Меня появление в отделе Кэсси Мэддокс не раздражало. Сам я проработал в Убийствах всего несколько месяцев, но во мне уже развилась стойкая неприязнь к неандертальской атмосфере, похожей на ту, что царит в раздевалках в спортклубах, меня бесило стремление сравнивать машины и средства после бритья, а придурковатые шутки, которые тут считаются “ироничными”, вызывали желание прочесть долгую нудную лекцию о том, что такое ирония. В целом женщины нравятся мне больше мужчин. Кроме того, я сам мучился от неуверенности, не с силах определить собственное место в отделе. До своих теперешних почти тридцати одного я два года пробыл мальчиком на побегушках и еще два провел в Домашнем насилии, и мое назначение вызывало меньше вопросов, чем в случае Кэсси. Тем не менее порой мне казалось, будто меня считают хорошим детективом без особых на то оснований, примерно так же мужчины находят красоткой высокую тощую блондинку, даже если у нее лицо переевшей курицы.
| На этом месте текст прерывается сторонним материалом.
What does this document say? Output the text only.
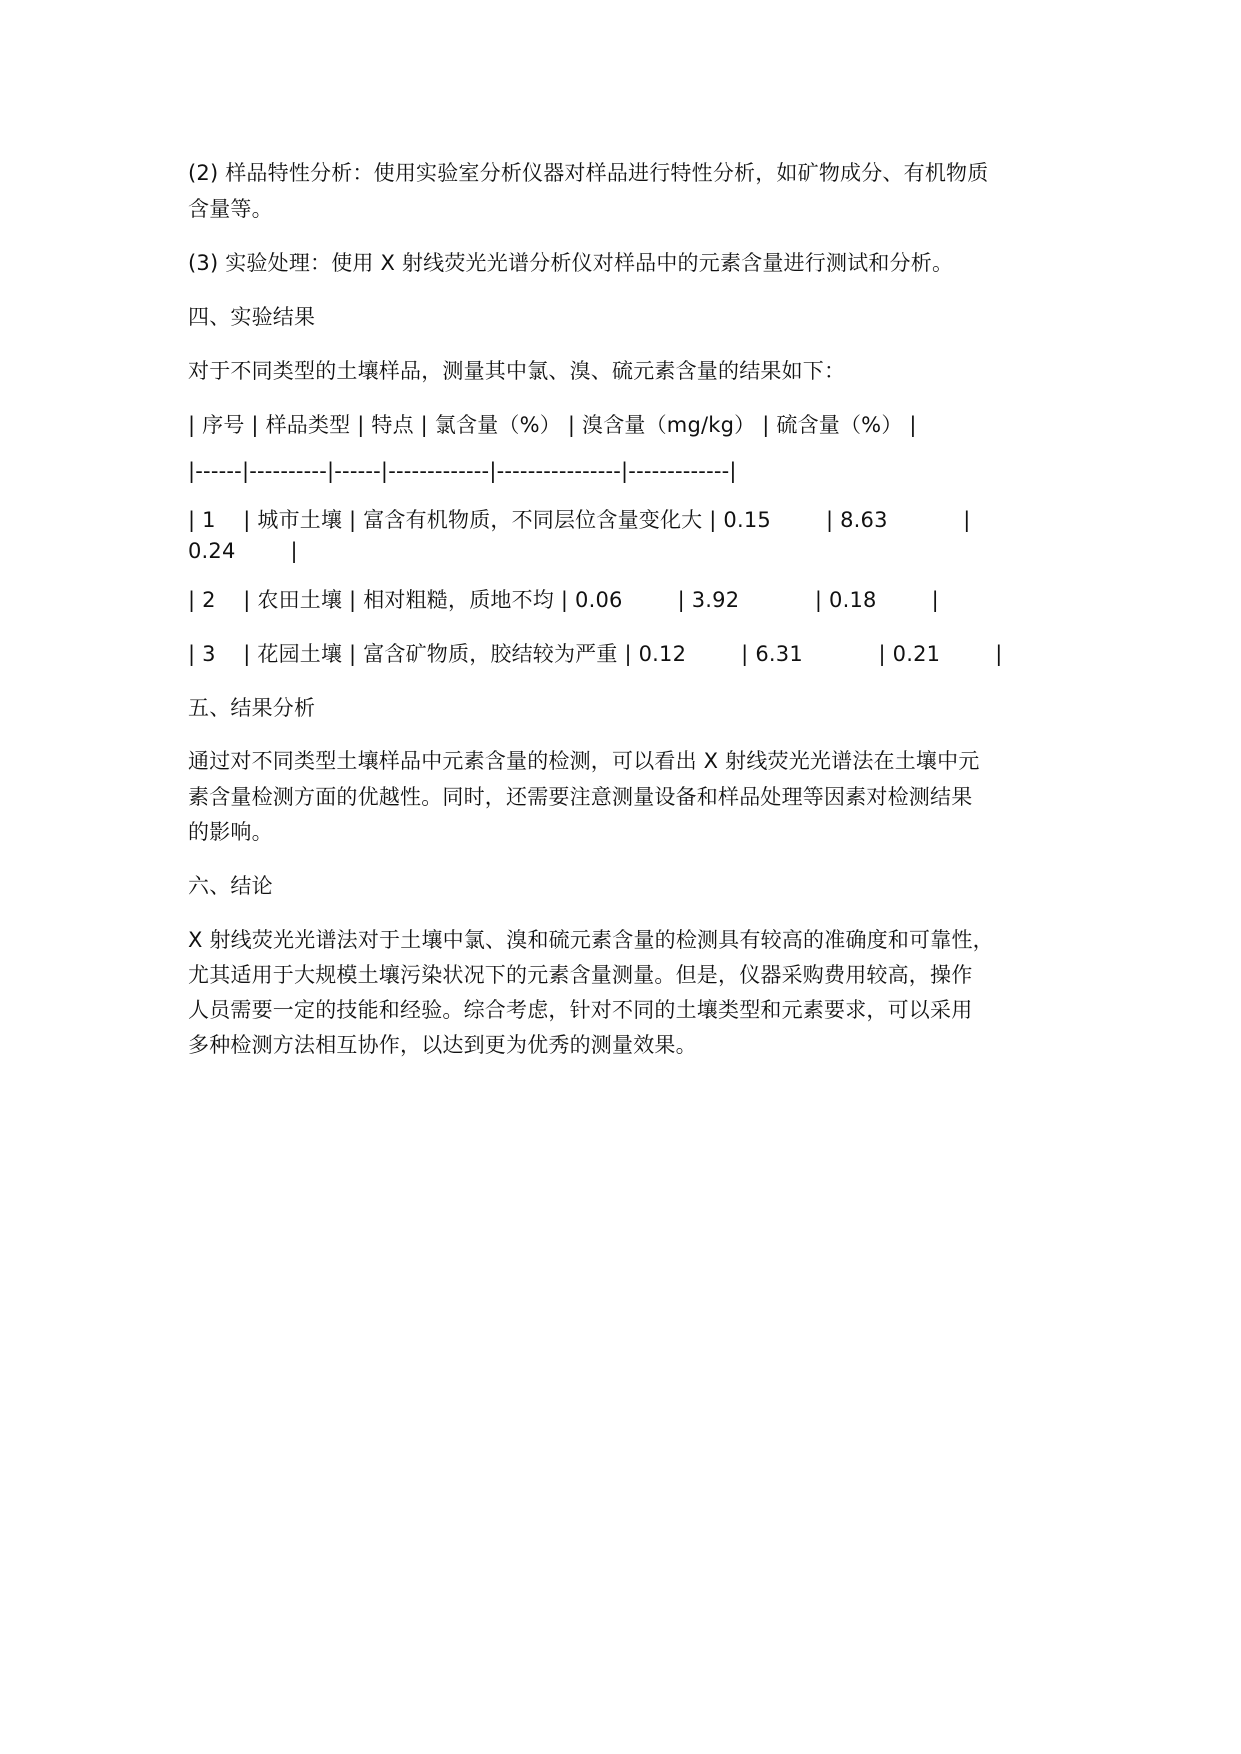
(2) 样品特性分析：使用实验室分析仪器对样品进行特性分析，如矿物成分、有机物质
含量等。
(3) 实验处理：使用 X 射线荧光光谱分析仪对样品中的元素含量进行测试和分析。
四、实验结果
对于不同类型的土壤样品，测量其中氯、溴、硫元素含量的结果如下：
| 序号 | 样品类型 | 特点 | 氯含量（%） | 溴含量（mg/kg） | 硫含量（%） |
|------|----------|------|-------------|----------------|-------------|
| 1    | 城市土壤 | 富含有机物质，不同层位含量变化大 | 0.15        | 8.63           |
0.24        |
| 2    | 农田土壤 | 相对粗糙，质地不均 | 0.06        | 3.92           | 0.18        |
| 3    | 花园土壤 | 富含矿物质，胶结较为严重 | 0.12        | 6.31           | 0.21        |
五、结果分析
通过对不同类型土壤样品中元素含量的检测，可以看出 X 射线荧光光谱法在土壤中元
素含量检测方面的优越性。同时，还需要注意测量设备和样品处理等因素对检测结果
的影响。
六、结论
X 射线荧光光谱法对于土壤中氯、溴和硫元素含量的检测具有较高的准确度和可靠性，
尤其适用于大规模土壤污染状况下的元素含量测量。但是，仪器采购费用较高，操作
人员需要一定的技能和经验。综合考虑，针对不同的土壤类型和元素要求，可以采用
多种检测方法相互协作，以达到更为优秀的测量效果。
И все лишь потому, что я обладаю всеми необходимыми данными и у меня идеальный выговор диктора Би-би-си, которым я обзавелся в школе-интернате, чтобы прятаться за этим камуфляжем. От колониального наследия так просто не избавишься. Ирландцы вроде как рады поддержать любой протест против Англии, и мне известны пабы, где закажи я выпивку – и в голову мне тут же полетит стакан, и тем не менее считается, что если у тебя истинно английский выговор, то ты умнее, лучше образован и правда на твоей стороне. Вдобавок ко всему я высокий, худой и жилистый, а умело скроенный костюм придает мне элегантной подтянутости, добавляет этакой небанальной привлекательности. Участвуй я в кастинге на роль героя в фильме, наверняка сочли бы, что из меня выйдет прекрасный сыщик – возможно, авантюрист-одиночка, который бесстрашно рискует жизнью и непременно ловит преступника.
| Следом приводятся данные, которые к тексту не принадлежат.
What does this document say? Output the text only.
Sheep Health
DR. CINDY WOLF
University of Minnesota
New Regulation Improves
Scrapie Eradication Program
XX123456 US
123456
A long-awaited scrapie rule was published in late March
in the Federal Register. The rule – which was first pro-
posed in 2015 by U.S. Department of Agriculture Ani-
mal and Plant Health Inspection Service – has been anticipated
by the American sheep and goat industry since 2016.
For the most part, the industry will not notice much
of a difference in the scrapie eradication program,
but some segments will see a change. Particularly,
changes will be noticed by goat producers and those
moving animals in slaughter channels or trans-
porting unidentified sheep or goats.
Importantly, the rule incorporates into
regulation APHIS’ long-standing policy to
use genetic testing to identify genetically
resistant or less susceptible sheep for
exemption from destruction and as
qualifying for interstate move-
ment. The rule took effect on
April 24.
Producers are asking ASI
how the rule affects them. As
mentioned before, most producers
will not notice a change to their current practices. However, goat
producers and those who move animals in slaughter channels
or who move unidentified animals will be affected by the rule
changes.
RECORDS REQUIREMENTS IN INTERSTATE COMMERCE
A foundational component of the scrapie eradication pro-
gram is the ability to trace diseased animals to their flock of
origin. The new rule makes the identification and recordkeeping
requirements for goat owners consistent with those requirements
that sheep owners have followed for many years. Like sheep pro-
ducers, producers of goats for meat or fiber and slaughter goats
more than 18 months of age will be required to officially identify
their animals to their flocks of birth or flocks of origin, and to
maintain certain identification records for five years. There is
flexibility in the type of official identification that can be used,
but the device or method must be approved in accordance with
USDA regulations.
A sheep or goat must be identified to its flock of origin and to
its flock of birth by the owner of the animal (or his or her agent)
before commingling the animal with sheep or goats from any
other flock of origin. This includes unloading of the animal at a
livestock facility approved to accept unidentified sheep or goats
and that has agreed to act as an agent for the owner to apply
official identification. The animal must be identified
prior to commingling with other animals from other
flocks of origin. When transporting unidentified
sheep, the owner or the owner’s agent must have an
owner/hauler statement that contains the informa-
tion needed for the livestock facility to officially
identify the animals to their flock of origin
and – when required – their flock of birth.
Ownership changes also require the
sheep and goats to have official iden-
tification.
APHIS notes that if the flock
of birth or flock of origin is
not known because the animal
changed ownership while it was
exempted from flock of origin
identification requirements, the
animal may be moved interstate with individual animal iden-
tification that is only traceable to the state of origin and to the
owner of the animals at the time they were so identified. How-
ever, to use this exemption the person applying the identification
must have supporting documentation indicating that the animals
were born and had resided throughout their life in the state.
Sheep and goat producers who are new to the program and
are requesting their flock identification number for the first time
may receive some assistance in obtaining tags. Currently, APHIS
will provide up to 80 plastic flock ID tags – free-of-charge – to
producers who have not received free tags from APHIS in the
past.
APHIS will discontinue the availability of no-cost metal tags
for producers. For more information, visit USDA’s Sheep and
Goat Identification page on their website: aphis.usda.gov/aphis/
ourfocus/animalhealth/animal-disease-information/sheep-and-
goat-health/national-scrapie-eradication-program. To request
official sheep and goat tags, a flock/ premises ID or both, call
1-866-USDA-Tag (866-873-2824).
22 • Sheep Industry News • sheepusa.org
С этим персонажем у меня нет ни капли общего, вот только не факт, что другие это понимают. Иногда, залившись в одиночестве водкой, я придумывал буйно-бредовые сценарии, в которых начальник отдела выясняет, что на самом деле я сын чиновника из Нокнари, после чего меня переводят в Защиту интеллектуальной собственности. Я надеялся, что Кэсси Мэддокс отвлечет внимание и уведет подозрения от меня.
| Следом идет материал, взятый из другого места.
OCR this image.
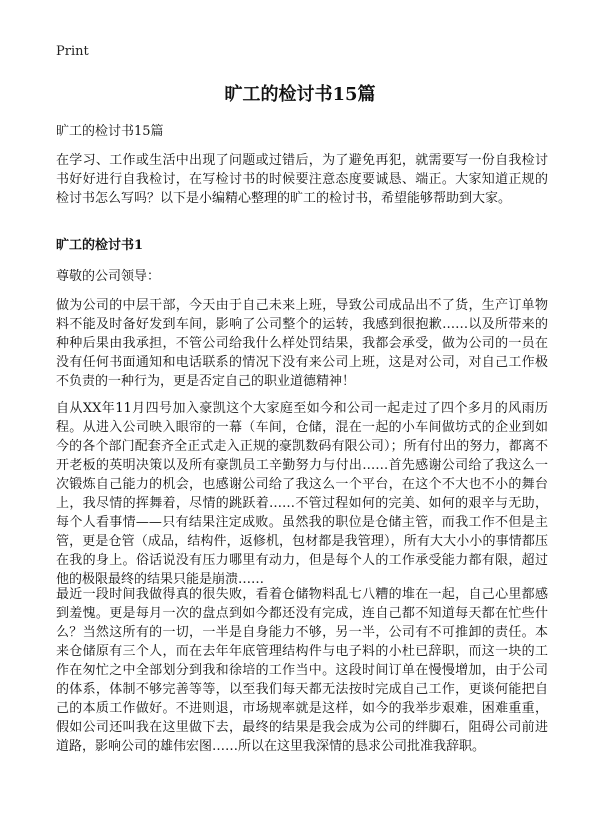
Print
旷工的检讨书15篇

旷工的检讨书15篇

在学习、工作或生活中出现了问题或过错后，为了避免再犯，就需要写一份自我检讨书好好进行自我检讨，在写检讨书的时候要注意态度要诚恳、端正。大家知道正规的检讨书怎么写吗？以下是小编精心整理的旷工的检讨书，希望能够帮助到大家。

旷工的检讨书1

尊敬的公司领导：

做为公司的中层干部，今天由于自己未来上班，导致公司成品出不了货，生产订单物料不能及时备好发到车间，影响了公司整个的运转，我感到很抱歉……以及所带来的种种后果由我承担，不管公司给我什么样处罚结果，我都会承受，做为公司的一员在没有任何书面通知和电话联系的情况下没有来公司上班，这是对公司，对自己工作极不负责的一种行为，更是否定自己的职业道德精神！

自从XX年11月四号加入豪凯这个大家庭至如今和公司一起走过了四个多月的风雨历程。从进入公司映入眼帘的一幕（车间，仓储，混在一起的小车间做坊式的企业到如今的各个部门配套齐全正式走入正规的豪凯数码有限公司）；所有付出的努力，都离不开老板的英明决策以及所有豪凯员工辛勤努力与付出……首先感谢公司给了我这么一次锻炼自己能力的机会，也感谢公司给了我这么一个平台，在这个不大也不小的舞台上，我尽情的挥舞着，尽情的跳跃着……不管过程如何的完美、如何的艰辛与无助，每个人看事情——只有结果注定成败。虽然我的职位是仓储主管，而我工作不但是主管，更是仓管（成品，结构件，返修机，包材都是我管理），所有大大小小的事情都压在我的身上。俗话说没有压力哪里有动力，但是每个人的工作承受能力都有限，超过他的极限最终的结果只能是崩溃……

最近一段时间我做得真的很失败，看着仓储物料乱七八糟的堆在一起，自己心里都感到羞愧。更是每月一次的盘点到如今都还没有完成，连自己都不知道每天都在忙些什么？当然这所有的一切，一半是自身能力不够，另一半，公司有不可推卸的责任。本来仓储原有三个人，而在去年年底管理结构件与电子料的小杜已辞职，而这一块的工作在匆忙之中全部划分到我和徐培的工作当中。这段时间订单在慢慢增加，由于公司的体系，体制不够完善等等，以至我们每天都无法按时完成自己工作，更谈何能把自己的本质工作做好。不进则退，市场规率就是这样，如今的我举步艰难，困难重重，假如公司还叫我在这里做下去，最终的结果是我会成为公司的绊脚石，阻碍公司前进道路，影响公司的雄伟宏图……所以在这里我深情的恳求公司批准我辞职。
Когда она наконец появилась, я испытал своего рода разочарование. Благодаря навязчивым слухам я нарисовал себе телесериальный образ красотки с ногами от ушей, волосами из рекламы шампуня и, возможно, в облегающем комбинезоне. О’Келли, наш начальник, представил ее на утреннем смотре в понедельник, и Кэсси произнесла несколько стандартных фраз о том, как она рада присоединиться к нашему отделу и что надеется соответствовать его высокому уровню. Рост у нее едва дотягивал до среднего, это если еще учитывать шапку черных кудряшек, а сложена новенькая была по-мальчишески угловато. Совсем не в моем вкусе, мне всегда нравились девушки женственные, хрупкие и нежные – такие, чтобы подхватить и закружить, – и все же эта Кэсси чем-то цепляла. Может, из-за ее позы – как она выставила вперед одну ногу, изящно и непринужденно, точно гимнастка, а может, из-за тайны, которая окутывала ее назначение.